Tomorrow, Katie and I will be heading to Girl Scout Camp. She is all excited and I am excited for her. I remember my days in Girl Scouts and she is going to have wonderful memories. With that said... Why am I not in the same mind frame as her? I am dreading this overnight excursion big time.
Is it because I will be in a non air conditioning cabin and even without hot hat flashes, I know I will be waking up in a pool of sweat water? Or maybe it is because all four of the girls that I will be bunking with are all 8 years old and their energy level combined is like that of a bumble bee on crack? Or the fact that I know I am dreading the 45 minute hike because my fat ass will probably not be able to keep up. Or just the fact the my comfort zone will seem like a million miles away?
I am in serious need of prioritizing my life. I absolutely must lose weight. Not ten or twenty pounds mind you… try 50-60!!! I have never been this heavy and it is really stressing me out big time. I am in a slump.. My clothes are getting tight and all I do is sit around wishing things were different. That I was different. It also does not help that Aunt Flo's visit is right around the corner and the civil thing she could do is wait until I get home but that may not be the case. I am cranky, no wait… I AM BITCHY and I hate that about myself. I am so stressed out and getting all of two hours sleep last night didn't help my demeanor at all.

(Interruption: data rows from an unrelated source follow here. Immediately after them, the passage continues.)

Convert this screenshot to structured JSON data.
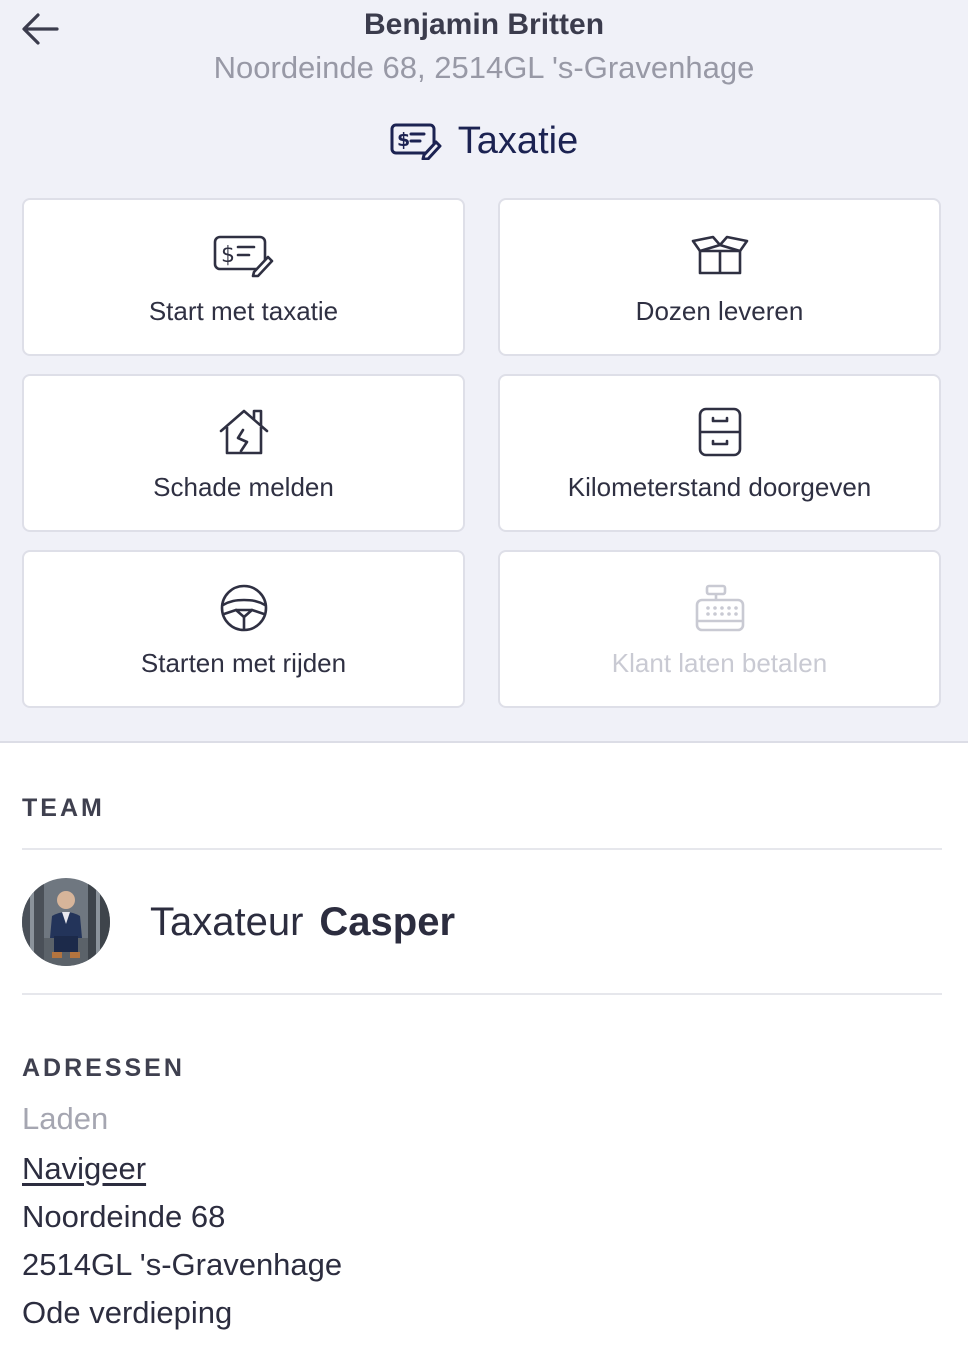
{
  "header": {
    "back_icon": "arrow-left-icon",
    "name": "Benjamin Britten",
    "address": "Noordeinde 68, 2514GL 's-Gravenhage"
  },
  "section": {
    "icon": "receipt-pen-icon",
    "title": "Taxatie"
  },
  "actions": [
    {
      "label": "Start met taxatie",
      "icon": "receipt-pen-icon",
      "enabled": true
    },
    {
      "label": "Dozen leveren",
      "icon": "open-box-icon",
      "enabled": true
    },
    {
      "label": "Schade melden",
      "icon": "broken-house-icon",
      "enabled": true
    },
    {
      "label": "Kilometerstand doorgeven",
      "icon": "odometer-cabinet-icon",
      "enabled": true
    },
    {
      "label": "Starten met rijden",
      "icon": "steering-wheel-icon",
      "enabled": true
    },
    {
      "label": "Klant laten betalen",
      "icon": "cash-register-icon",
      "enabled": false
    }
  ],
  "team": {
    "heading": "TEAM",
    "members": [
      {
        "role": "Taxateur",
        "name": "Casper",
        "avatar": "avatar-photo"
      }
    ]
  },
  "addresses": {
    "heading": "ADRESSEN",
    "items": [
      {
        "type": "Laden",
        "navigate_label": "Navigeer",
        "street": "Noordeinde 68",
        "city": "2514GL 's-Gravenhage",
        "floor": "Ode verdieping"
      }
    ]
  },
  "colors": {
    "background_top": "#f0f1f8",
    "title_color": "#1c2352",
    "text": "#2c2d3f",
    "muted": "#9899a6",
    "disabled": "#c9cad3"
  }
}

My family is used to this and they should not have to be. I need someone to slap me silly and tell me to SNAP OUT OF IT but all my friends are thousands of miles away. I have one or two here in Sarasota.. But they have lives of their own and I don't like to intrude on other people. Besides it is difficult to express myself in person anyway. Mother's Day is Sunday and I am dreading it. I just don't feel I deserve it.